I’ve been supplying liquidity to Compound, Aave, Curve and iEarn (yEarn) for quite a bit and never had any major problem there before I decided to give a shot to Balancer. I liked the concept behind the project and wanted to get some BAL token.
So I went to the most liquid WETH - sETH Balancer pool and supplied a considerable amount of WETH as a single asset.
Before doing so I checked the price of both assets on coingecko to make sure they are practically the same. With the same belief that Balancer will divide the asses fairly like e.g. Curve does I hit the “add liquidity” button.
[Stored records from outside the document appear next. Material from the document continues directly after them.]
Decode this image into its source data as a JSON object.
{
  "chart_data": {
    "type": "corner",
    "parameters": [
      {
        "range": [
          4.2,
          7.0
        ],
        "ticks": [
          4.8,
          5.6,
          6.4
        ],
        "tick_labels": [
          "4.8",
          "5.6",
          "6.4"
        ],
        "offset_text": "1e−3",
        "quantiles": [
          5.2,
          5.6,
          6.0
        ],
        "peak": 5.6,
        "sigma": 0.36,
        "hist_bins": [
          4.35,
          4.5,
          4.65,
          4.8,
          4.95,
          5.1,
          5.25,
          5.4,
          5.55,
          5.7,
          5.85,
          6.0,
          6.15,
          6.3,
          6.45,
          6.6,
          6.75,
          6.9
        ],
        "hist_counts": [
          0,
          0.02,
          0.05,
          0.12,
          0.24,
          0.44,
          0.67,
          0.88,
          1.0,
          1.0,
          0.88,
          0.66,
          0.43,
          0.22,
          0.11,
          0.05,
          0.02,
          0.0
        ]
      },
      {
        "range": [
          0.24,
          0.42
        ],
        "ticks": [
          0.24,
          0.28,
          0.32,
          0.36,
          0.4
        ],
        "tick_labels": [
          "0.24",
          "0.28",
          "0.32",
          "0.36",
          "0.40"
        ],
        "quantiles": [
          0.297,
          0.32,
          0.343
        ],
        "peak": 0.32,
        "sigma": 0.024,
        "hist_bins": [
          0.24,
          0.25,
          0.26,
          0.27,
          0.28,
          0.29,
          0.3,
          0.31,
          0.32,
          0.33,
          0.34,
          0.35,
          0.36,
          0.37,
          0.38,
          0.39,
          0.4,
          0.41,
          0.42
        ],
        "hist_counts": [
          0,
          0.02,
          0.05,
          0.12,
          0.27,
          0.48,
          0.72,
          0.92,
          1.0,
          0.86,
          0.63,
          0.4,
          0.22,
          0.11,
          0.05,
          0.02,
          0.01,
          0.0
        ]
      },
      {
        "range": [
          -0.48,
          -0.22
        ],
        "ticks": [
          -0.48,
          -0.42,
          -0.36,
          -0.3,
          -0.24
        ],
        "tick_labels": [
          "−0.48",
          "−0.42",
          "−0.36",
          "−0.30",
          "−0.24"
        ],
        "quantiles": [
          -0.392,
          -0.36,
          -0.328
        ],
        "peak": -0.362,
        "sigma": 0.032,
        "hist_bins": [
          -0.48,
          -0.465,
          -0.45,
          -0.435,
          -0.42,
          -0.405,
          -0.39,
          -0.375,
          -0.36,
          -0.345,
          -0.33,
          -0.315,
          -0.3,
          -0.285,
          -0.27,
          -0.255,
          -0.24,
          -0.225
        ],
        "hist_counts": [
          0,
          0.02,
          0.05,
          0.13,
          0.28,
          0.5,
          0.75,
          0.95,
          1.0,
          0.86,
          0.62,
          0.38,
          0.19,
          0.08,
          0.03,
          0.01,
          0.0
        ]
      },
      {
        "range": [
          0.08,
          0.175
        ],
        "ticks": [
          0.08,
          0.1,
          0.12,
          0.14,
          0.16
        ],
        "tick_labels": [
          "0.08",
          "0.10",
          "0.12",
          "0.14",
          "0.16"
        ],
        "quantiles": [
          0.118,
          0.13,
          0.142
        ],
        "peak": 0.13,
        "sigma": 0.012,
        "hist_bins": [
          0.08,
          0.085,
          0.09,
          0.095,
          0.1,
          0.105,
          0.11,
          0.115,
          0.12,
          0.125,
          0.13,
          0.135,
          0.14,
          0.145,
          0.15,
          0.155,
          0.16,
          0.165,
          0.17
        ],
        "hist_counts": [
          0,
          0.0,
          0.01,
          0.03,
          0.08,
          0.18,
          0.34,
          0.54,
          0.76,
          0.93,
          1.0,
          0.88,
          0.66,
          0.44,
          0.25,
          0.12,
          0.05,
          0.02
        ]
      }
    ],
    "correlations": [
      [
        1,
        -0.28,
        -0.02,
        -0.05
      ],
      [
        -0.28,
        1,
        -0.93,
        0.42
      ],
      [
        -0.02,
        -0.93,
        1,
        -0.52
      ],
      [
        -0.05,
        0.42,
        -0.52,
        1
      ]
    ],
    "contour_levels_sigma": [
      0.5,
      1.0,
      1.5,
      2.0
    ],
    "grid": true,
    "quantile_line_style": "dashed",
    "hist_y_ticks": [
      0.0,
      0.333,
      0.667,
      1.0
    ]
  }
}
I’m being familiar with impermanent loss phenomenon, that’s why I always choose asses tightly pegged to each other like stable coins, renBTC, WBTS, sBTC and never have had any issue with them with the above mentioned DefI platforms.
Imagine my surprise after I checked my assets balances in the pool to find out that I’ve been instantly cut a whole 4 ETH if I decided to withdraw!
What I guess should have been done beforehand:
- You should have warned a user supplying a single asset about how many other assets she will get in return.
- You should have set a slippage ratio to choose from or warn a user not to supply a single asset if there’s a loss of more than 0.1%
- And the last one and most interesting: Is this the way you reward liquidity providers? Are we supposed to be market makers who choose the bid/ask spread, set up slippage etc or are we just mindless sheep to be shaved by the system?
I calculated how much time it takes to cover the losses with the 0.01% fees and around 200k daily volume. Now ready? It will take me whole twenty years to just cover the entry loss not to speak about any profit.
To say I’m disappointed is to say nothing.
So my question is: is there any way to compensate for the loss?